Как-то в камере я принимал сверху «прогрев» из ларька, и меня на «решке» заметил в волчок надзиратель. Написал рапорт, а Вахидов наградил меня пятнадцатью сутками карцера.
Сидя уже в «трюме», я вызвал врача. Пришла Галина Александровна, измерила мне температуру, сказала:
– У него большая температура. Мы не можем держать его в карцере.
Меня увели назад в камеру. А когда я снова записался к врачу и встретился с Галиной Александровной, она меня отругала:
– Неужели ты не можешь спокойно сидеть в камере? Что, больше некому на «решку» лазить и «грев» принимать?
Я пытался объяснить доктору:
– Все ребята слабые в камере. Принять «грев» и затянуть в дырку не могут, только намучаются. Вот я и лезу. Я-то хоть у вас «греюсь», вот и покрепче их всех.
Галина Александровна покормила меня, поцеловала.
– Скоро, Витя, я тебя снова положу в санчасть. Очень уж ты бледный. Мне это не нравится.
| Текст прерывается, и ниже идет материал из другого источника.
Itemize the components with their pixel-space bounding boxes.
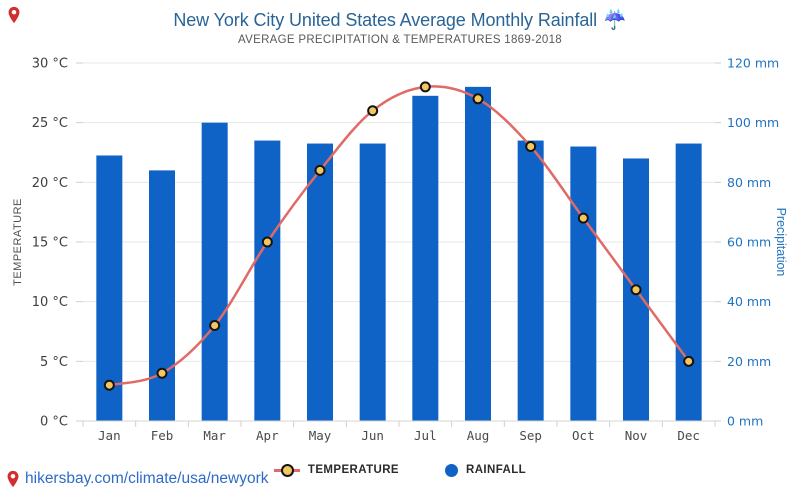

Так я месяца три в году лежал в санчасти. А это было для меня настоящим земным раем. Хотя что такое рай земной, я только догадывался, но в сравнении с тюремной камерой – это был рай. Все познается в сравнении. И костер нашей любви с Галиной Александровной вспыхивал с новой силой и страстью. Палок для этого костра я не жалел. Месяц пролетал как во сне, и я снова уходил в камеру.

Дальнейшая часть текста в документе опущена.